[llvm-commits] preserve pointer roots in globals

Fri Jun 29 03:00:44 PDT 2012

Chandler Carruth wrote:
> On Fri, Jun 29, 2012 at 12:34 AM, Duncan Sands <baldrick at free.fr
> <mailto:baldrick at free.fr>> wrote:
>
>     Hi Nick,
>
>      > The attached patch improves the interaction between GlobalOpt and
>     leak checkers.
>      > One of the things that GlobalOpt will do is delete all the stores
>     to a global
>      > that isn't loaded. If for some reason we don't mop up the
>     malloc/new which was
>      > being stored in that global, a leak checker will complain.
>
>     if the malloc cleanup code sees that the malloc result is stored to
>     a global,
>     then won't that prevent it from removing the malloc?  In short, isn't it
>     important to remove such dead stores exactly because you then have a
>     chance of
>     deleting the malloc call?
>
>     Also, isn't the leak checker right to complain, and the fact that it
>     doesn't
>     complain when the value is stored to the global just a weakness of
>     the leak
>     checker?  After all, if without the store the memory leaked, then
>     with the
>     store the memory leaked too, since the global is never read.  So
>     aren't you
>     just hiding real leaks here?
>
>     This patch seems completely backwards to how it should be to me.
>
>
> This is actually I think everyone's first reaction... and it's not
> unreasonable. We've been debating this pretty heatedly ourselves, so let
> me try to give some background.
>
> First, how the heap leak checking strategy we're interested in works in
> brief[1] and I suspect greatly simplified, so don't take this as a
> literal explanation:
>
> 1) It instruments the malloc library and records every allocation in a
> set of pointers.
> 2) It removes each freed allocation from the set.
> 3) At the end of the program's execution, it removes from the set all
> "live" pointers.
>
> The remaining pointers are considered "leaked".
>
> Why is this strategy useful? Why wouldn't you insist that *everything*
> not freed is leaked? Because of threads.
>
> In C++ (even the latest C++ standard), there is no reasonable and
> thread-safe way to free memory associated with global variables on
> shutdown. This stems from two strange realities of the system: there is
> no way to safely and correctly join *all* threads in a program, and the
> destructors (and thus memory deallocation) for global variables are run
> after main is exited. Because we can't join all threads before we exit
> main, it is always possible to exit main with a thread still alive and
> running and using a global variable.
>
> The result is that every global variable shared between threads with a
> non-trivial destructor is technically thread-hostile, and if the
> destructor deallocates memory, it is definitely thread-hostile. The
> solution is to always "leak" global allocations that might be referenced
> by some thread still running past the end of main. These leaks are
> categorically different from others -- they are necessarily bounded
> (they are all named) and don't represent an un-known heap growth in the
> program.
>
> I think the idea of GC roots is the best way to think about it -- the
> globals simply form a set of roots of allocations that are still live
> right to the end of the program, and thus have not yet been "leaked" per-se.
>
>
> Now, the more interesting part is the part about whether these
> allocations are *actually* unused, and whether they can still be folded.
> If globalopt is going to be able to *remove* the allocation, then by all
> means we should let it. I think in many cases it will do this in the
> presence of that last store, but Nick would know for sure. If it
> doesn't, we can certainly teach it to do so.

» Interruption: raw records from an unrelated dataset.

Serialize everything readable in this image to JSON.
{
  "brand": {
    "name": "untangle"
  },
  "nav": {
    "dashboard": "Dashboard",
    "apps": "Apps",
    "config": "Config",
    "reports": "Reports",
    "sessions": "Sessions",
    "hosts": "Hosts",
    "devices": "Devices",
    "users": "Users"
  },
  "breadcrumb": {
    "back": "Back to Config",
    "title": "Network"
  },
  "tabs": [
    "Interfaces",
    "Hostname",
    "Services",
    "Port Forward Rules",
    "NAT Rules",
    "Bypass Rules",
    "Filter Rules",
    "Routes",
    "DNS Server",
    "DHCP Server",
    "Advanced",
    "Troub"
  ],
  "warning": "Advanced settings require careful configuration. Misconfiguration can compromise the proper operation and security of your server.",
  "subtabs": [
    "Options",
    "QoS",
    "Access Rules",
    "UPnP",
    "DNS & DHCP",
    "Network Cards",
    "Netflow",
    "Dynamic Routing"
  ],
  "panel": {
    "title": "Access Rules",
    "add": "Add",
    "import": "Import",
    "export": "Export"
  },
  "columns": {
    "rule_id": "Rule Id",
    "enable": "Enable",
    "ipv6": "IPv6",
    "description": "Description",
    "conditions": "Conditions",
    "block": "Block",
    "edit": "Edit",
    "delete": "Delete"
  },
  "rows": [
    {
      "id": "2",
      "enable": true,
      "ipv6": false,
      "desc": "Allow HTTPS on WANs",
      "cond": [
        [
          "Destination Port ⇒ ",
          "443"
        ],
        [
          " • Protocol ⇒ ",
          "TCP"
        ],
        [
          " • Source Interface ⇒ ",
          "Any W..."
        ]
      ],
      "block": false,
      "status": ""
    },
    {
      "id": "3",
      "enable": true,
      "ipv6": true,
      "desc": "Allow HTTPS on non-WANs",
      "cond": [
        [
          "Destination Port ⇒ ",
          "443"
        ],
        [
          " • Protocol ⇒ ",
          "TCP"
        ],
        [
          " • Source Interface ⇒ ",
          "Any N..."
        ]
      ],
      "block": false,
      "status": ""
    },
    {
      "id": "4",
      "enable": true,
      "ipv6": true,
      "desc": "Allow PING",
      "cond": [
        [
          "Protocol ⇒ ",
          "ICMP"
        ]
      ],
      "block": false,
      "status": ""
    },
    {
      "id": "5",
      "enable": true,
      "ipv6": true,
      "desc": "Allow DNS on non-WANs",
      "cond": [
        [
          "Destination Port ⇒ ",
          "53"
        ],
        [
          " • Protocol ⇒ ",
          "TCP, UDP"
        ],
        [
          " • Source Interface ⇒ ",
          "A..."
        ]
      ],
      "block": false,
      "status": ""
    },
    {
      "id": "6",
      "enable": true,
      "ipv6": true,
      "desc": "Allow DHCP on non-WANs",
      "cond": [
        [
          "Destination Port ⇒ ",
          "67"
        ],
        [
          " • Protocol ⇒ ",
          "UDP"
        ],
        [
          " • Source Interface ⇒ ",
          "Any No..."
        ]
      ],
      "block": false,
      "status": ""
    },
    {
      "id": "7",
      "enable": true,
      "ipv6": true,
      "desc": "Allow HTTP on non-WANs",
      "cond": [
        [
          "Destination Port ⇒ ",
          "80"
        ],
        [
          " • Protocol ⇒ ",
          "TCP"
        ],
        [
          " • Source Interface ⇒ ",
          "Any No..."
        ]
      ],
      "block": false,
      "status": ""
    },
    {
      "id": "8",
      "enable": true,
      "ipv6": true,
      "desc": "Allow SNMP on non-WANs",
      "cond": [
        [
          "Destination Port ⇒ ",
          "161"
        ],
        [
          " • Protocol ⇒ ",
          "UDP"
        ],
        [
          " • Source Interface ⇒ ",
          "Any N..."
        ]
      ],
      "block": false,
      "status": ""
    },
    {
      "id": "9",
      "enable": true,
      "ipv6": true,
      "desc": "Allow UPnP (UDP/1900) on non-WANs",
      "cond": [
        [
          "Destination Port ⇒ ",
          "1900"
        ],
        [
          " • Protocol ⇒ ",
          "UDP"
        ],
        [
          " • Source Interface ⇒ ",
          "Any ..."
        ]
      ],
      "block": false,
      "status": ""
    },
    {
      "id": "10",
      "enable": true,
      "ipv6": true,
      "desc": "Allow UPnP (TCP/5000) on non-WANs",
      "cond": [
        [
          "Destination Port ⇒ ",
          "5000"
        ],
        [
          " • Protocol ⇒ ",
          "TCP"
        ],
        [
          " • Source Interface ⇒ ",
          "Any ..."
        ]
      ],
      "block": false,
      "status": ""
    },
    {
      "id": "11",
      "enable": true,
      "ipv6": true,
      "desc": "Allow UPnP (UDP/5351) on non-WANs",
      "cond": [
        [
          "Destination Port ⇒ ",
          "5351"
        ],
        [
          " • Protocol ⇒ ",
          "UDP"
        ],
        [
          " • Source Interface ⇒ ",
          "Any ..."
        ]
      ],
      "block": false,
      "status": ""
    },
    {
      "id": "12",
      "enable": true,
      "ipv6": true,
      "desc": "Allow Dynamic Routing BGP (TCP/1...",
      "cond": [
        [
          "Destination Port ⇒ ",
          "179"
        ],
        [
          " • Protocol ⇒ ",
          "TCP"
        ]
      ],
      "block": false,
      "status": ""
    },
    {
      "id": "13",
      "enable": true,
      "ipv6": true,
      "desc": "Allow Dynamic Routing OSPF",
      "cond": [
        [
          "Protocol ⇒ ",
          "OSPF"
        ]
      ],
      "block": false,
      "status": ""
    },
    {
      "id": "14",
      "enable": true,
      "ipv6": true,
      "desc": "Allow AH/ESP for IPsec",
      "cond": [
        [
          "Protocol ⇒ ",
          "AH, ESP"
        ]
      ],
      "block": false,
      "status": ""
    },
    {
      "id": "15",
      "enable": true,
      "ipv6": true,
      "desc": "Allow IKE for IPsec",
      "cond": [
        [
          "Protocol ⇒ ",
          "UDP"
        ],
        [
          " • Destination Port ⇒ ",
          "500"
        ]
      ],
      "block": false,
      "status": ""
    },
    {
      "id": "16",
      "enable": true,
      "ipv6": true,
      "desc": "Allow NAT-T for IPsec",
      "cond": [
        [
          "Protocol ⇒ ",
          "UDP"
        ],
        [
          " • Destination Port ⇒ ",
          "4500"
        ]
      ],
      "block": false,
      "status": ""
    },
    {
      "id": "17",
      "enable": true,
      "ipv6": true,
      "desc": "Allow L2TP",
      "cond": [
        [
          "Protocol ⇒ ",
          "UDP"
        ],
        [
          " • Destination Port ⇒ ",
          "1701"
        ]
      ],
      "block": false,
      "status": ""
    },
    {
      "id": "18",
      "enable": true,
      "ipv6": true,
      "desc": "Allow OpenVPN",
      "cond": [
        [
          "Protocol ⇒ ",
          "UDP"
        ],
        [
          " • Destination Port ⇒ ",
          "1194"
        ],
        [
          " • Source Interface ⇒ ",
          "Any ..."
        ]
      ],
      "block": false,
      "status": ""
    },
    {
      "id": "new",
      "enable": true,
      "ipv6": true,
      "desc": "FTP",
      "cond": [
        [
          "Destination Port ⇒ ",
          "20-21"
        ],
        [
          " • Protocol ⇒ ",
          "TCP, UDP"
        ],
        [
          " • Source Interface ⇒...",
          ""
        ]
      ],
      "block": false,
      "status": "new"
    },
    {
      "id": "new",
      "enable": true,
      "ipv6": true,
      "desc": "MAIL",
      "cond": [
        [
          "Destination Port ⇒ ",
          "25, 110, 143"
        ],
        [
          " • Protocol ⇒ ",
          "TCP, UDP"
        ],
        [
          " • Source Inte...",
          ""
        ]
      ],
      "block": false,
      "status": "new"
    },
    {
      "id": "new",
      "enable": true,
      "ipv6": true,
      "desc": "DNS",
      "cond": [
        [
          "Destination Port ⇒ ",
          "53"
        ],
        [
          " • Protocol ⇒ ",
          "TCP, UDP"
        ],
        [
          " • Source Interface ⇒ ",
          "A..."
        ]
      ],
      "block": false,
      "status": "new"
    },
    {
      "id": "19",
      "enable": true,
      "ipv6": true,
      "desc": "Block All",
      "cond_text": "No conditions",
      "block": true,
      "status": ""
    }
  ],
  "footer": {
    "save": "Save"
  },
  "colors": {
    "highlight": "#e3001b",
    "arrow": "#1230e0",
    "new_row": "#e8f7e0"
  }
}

Indeed, Duncan is exactly right. With this patch in place as-is we will 
no longer eliminate any mallocs that feed into a global variable. This 
will prevent us from eliminating the allocations at global initializer 
time, something we were previously very good at.

Previously we'd just speculatively delete the store of ptr to global 
then let the entire -O2 optz'n stack try to eliminate the remaining 
malloc/new. Often it would, sometimes it wouldn't.

With this patch in, we would be in the position of teaching globalopt 
whatever tricks we think we need for the cases we find (I've started 
with none at all in this patch). It's flipping around the "never miss a 
chance to optimize" situation into a "check whether we can prove it'll 
lead to an optz'n and don't transform unless we're sure".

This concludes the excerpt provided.